Run on your Duckiebot
Run on your Duckiebot#
Now that we know how to package a piece of software into a Docker image for Duckietown using DTProjects, we can go one step further and write code that will run on the robot instead of our local computer.
This part assumes that you have a Duckiebot up and running with hostname ROBOT_NAME
.
Of course, you don’t need to change the hostname to ROBOT_NAME
, just replace it with your robot name
in the instructions below. You can make sure that your robot is ready by executing the command
ping ROBOT_NAME.local
If we can ping the robot, we are good to go.
Let us go back to our script file my_script.py
we created in Add your code and change it to:
import os
vehicle_name = os.environ['VEHICLE_NAME']
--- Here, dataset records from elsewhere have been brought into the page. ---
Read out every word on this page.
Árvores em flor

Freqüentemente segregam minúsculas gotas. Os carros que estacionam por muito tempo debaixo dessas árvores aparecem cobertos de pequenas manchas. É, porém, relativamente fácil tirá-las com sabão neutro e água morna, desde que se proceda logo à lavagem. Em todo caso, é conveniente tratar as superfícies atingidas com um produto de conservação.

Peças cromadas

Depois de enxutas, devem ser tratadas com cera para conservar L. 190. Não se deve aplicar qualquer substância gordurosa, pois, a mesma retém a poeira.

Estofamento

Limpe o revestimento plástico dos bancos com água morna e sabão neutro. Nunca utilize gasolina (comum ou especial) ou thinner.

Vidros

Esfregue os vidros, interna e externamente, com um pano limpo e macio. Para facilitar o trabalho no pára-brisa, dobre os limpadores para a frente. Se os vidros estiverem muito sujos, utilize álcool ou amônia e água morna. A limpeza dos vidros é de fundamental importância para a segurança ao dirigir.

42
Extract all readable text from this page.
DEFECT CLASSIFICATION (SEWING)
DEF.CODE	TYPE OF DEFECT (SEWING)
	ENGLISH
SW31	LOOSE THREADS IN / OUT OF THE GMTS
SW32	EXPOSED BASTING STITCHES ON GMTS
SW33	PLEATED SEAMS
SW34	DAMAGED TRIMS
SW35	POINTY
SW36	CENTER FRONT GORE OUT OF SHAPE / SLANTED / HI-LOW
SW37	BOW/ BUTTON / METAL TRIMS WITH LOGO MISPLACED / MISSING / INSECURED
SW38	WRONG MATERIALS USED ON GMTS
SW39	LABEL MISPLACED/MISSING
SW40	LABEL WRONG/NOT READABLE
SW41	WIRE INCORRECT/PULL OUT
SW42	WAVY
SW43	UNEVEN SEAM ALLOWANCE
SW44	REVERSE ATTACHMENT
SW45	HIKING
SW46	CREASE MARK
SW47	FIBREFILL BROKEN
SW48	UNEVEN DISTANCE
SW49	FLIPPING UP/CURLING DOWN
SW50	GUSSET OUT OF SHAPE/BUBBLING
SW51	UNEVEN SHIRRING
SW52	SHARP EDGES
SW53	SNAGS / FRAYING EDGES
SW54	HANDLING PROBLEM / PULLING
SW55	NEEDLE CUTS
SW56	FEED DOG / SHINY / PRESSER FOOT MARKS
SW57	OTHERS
message = f"\nHello from {vehicle_name}!\n"
print(message)
We can now modify slightly the instructions for building the image so that the image gets built directly on the robot instead of our computer. Run the command
dts devel build -f -H ROBOT_NAME
As you can see, we added -H ROBOT_NAME
to the build command. This new option tells dts
where to
build the image.
Once the image is built, we can run it on the robot by running the command
dts devel run -H ROBOT_NAME
If everything worked as expected, you should see the following output,
...
==> Launching app...
Hello from ROBOT_NAME!
<== App terminated!
Note
Some WARNING and INFO messages from dts
and from the container’s entrypoint are expected. Here are some examples:
From dts
WARNING:dts:Forced!
INFO:dts:Running an image for arm64v8 on aarch64.
Among entrypoint logs of the container:
INFO: The environment variable VEHICLE_NAME is not set. Using 'myduckiebot'.
Congratulations 🎉
You just built and run your first Duckietown-compliant and Duckiebot-compatible Docker image. We are sure this is just the first of many!